A JAUNT across the water leads to a fun-fuelled, whiskey-imbibing escape on the Emerald Isle, writes Warren Campbell
The new Tullamore DEW Distillery, celebrating its first anniversary, marks a significant investment in the Irish whiskey industry and will open to the public for the first time in autumn this year. Having lost much of its global market in the early 20th century, Ireland’s whiskey industry is enjoying a renaissance.
I checked in at the Dean Hotel, a boutique getaway nestled in Dublin. I enjoyed my first measure of Tullamore DEW at the hotel’s bar, before deciding to check out the city’s culinary scene.
Hidden behind a hot pink door was The Pig’s Ear, a sophisticated dining spot adjacent to the famous Trinity College.
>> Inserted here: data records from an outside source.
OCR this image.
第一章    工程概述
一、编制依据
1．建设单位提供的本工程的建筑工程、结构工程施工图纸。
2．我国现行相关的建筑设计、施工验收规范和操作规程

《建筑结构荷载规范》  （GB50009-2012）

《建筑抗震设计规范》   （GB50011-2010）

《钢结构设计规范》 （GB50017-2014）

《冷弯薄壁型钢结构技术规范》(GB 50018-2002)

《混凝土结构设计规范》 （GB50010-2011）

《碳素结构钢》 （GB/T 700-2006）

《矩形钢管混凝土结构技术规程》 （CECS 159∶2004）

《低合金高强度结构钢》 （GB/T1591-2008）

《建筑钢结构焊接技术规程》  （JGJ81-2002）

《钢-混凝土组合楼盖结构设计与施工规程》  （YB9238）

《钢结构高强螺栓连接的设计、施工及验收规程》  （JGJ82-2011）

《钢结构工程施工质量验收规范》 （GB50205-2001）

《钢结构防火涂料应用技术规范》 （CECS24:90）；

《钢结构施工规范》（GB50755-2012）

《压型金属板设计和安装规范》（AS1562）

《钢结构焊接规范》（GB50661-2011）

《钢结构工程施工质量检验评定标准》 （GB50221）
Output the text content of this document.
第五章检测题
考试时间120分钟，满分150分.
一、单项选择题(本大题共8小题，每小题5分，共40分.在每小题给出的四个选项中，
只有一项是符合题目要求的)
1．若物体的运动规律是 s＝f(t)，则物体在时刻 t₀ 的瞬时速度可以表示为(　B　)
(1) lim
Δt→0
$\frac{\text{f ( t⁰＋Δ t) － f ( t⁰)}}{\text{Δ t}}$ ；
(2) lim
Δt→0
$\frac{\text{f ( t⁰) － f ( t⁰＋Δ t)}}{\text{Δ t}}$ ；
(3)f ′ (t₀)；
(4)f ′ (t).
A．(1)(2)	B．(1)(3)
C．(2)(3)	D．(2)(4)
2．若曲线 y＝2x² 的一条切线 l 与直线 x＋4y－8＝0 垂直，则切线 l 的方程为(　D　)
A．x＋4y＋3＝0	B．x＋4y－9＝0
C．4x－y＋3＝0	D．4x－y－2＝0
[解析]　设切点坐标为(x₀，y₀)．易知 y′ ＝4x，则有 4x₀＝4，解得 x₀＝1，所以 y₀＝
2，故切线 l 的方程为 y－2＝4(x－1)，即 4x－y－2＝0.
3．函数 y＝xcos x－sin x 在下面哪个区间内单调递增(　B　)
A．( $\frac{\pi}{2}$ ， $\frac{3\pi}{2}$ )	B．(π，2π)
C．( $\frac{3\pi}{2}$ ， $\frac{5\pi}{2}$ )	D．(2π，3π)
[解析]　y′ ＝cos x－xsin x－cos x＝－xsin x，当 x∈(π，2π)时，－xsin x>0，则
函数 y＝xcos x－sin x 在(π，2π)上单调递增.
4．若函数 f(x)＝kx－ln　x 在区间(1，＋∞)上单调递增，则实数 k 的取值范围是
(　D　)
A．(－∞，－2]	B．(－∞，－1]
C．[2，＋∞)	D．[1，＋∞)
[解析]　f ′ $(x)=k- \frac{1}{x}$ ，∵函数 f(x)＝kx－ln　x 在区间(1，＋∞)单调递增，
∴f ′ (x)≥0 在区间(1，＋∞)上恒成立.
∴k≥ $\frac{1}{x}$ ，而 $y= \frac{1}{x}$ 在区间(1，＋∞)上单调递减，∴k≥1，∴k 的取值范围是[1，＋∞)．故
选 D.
I gazed endlessly out the window daydreaming about the college’s notable alumni, who include Oscar Wilde and Chris de Burgh.
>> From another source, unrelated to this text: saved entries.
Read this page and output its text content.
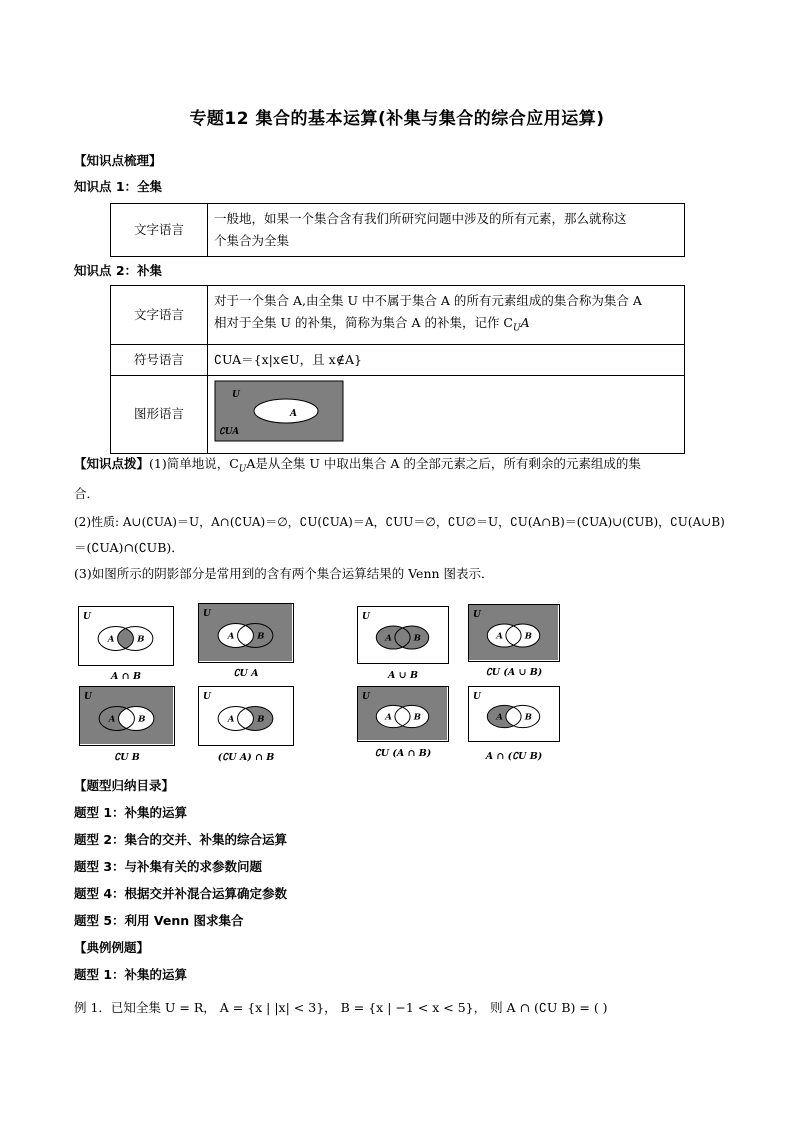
专题12 集合的基本运算(补集与集合的综合应用运算)
【知识点梳理】
知识点 1：全集
文字语言	
一般地，如果一个集合含有我们所研究问题中涉及的所有元素，那么就称这
个集合为全集
知识点 2：补集
文字语言	对于一个集合 A,由全集 U 中不属于集合 A 的所有元素组成的集合称为集合 A
相对于全集 U 的补集，简称为集合 A 的补集，记作 $C_UA$

符号语言	∁UA＝{x|x∈U，且 x∉A}
图形语言	U
A
∁UA
【知识点拨】(1)简单地说，$C_UA$是从全集 U 中取出集合 A 的全部元素之后，所有剩余的元素组成的集
合．
(2)性质: A∪(∁UA)＝U，A∩(∁UA)＝∅，∁U(∁UA)＝A，∁UU＝∅，∁U∅＝U，∁U(A∩B)＝(∁UA)∪(∁UB)，∁U(A∪B)
＝(∁UA)∩(∁UB)．
(3)如图所示的阴影部分是常用到的含有两个集合运算结果的 Venn 图表示．
U
A	B
A ∩ B
U
A	B
∁U A
U
A	B
A ∪ B
U
A	B
∁U (A ∪ B)
U
A	B
∁U B
U
A	B
(∁U A) ∩ B
U
A	B
∁U (A ∩ B)
U
A	B
A ∩ (∁U B)
【题型归纳目录】
题型 1：补集的运算
题型 2：集合的交并、补集的综合运算
题型 3：与补集有关的求参数问题
题型 4：根据交并补混合运算确定参数
题型 5：利用 Venn 图求集合
【典例例题】
题型 1：补集的运算
例 1．已知全集 U = R， A = {x | |x| < 3}， B = {x | −1 < x < 5}， 则 A ∩ (∁U B) = ( )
After indulging in a Galway Hooker or two - a craft beer, honest! - I was presented with a Michelin Star-esque dish, a citrus-coloured Irish salmon, that reminded me of the green and orange in the Irish tricolour.
After a long walk through the city, I stumbled upon The Fumbally Cafe. The cafe occupies a relatively modern building once used for residential purposes. Founders Aisling Rogerson and Luca D’Alfonso pride themselves with their “waste not, want not” approach to dining. Focusing on authenticity and seasonal produce, the foundations of Fumbally’s is the owners’ DIY ethos and their collection of interesting ideas. The team spirit was inspiring to witness first-hand.
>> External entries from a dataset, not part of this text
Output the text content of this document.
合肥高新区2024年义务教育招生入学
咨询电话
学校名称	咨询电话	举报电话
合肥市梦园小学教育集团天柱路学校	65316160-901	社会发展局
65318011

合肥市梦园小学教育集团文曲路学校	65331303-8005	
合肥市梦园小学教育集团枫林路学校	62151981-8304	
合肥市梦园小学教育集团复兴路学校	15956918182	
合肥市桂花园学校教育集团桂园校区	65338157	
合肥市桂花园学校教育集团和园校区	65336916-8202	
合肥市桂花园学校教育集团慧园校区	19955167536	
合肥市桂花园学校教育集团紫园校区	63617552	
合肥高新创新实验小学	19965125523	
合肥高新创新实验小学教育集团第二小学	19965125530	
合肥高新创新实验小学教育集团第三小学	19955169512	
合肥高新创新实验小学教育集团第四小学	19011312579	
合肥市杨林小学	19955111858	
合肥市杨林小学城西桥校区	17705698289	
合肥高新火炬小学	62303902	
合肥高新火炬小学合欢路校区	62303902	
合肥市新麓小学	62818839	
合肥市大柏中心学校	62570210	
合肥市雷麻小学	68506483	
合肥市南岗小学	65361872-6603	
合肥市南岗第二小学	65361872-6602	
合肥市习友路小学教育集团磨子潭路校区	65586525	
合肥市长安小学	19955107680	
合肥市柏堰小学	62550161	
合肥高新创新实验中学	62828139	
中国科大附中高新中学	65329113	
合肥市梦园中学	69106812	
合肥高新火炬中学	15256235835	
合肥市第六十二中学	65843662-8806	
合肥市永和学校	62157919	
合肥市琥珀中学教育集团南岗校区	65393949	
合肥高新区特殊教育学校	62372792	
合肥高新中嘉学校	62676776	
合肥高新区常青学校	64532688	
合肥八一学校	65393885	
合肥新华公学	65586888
I found myself surprised at how forward-thinking Dublin’s foodie scene really is. Throughout the city, dishes were served with pride, flair and creativity. I really felt the energy and drive behind the city’s restaurateurs.
As the evening approached, I reached Sussex Street, home to The Forest Avenue restaurant and M O’Briens bar. Tullamore DEW is flowing; the Dublin atmosphere was intoxicating. A singalong of local favourites Galway Girl and Dirty Old Town began and I started to pick up a rather strange sort of accent as I joined in. I believed it was Irish; others did not.
I decided to have a nightcap at the Dean Hotel’s opulent bar before retiring for the night. Little did I know I was about to be treated to one of the finest panoramic views of all of Dublin! Sophie’s Bar, the rooftop terrace of the Dean Hotel, boasts a city view any establishment would kill for. As I peered out the window walls, I noticed the lack of high-rise buildings that tend to be typical of a capital city, which only adds to Dublin’s quirky charm.
I called it a night and bade my first “Irish Goodbye” - a term used for sneaking away from your drinking buddies without them noticing. I could relate.
In celebration of Tullamore DEW Distillery one-year anniversary, I escaped the busy Dublin streets and visit the whiskey’s hometown of Tullamore. What better way to celebrate than a whiskey tasting session?
Tullamore is a medium-sized town in County Offaly with a population of just 15,000. Situated approximately 100km west of Dublin, Tullamore DEW is the town’s most famous export and dates back to 1829. Despite the original distillery’s closure in 1954, the town has maintained a proud association with Tullamore DEW, and its visitor centre has become a popular tourist attraction since opening three years ago.
As I arrived at the visitor centre, four malts were sitting neatly in front of me and John Quinn, Tullamore DEW’s global brand ambassador, began his crash course in whiskey maturation. It may be mid-afternoon, but “when in Ireland,” I thought to myself.
I was one of the lucky few to get a sneak peek inside the new state-of-the-art distillery. I haven’t seen a distillery look so tranquil.
Casper MacRae, Tullamore DEW’s global brand director, told me: “The opening of the Tullamore Distillery saw the return to Tullamore a traditional craft passed down through generations of the Williams family. Tonight, we raise a glass to the next exciting chapter in our future.”
Before jetting home, I stopped by The Bernard Shaw bar back in Dublin. The Bernard Shaw is a spot for artists who travel from all over the globe to partake in some street art. Offbeat and off-the-road, Bernard Shaw houses a big blue bus out back selling Italian-inspired cuisine inside. I may not have been allowed to paint the walls, but a 10-foot blank canvas to paint on would have definitely sufficed. “Good luck getting it on the plane home,” I joked.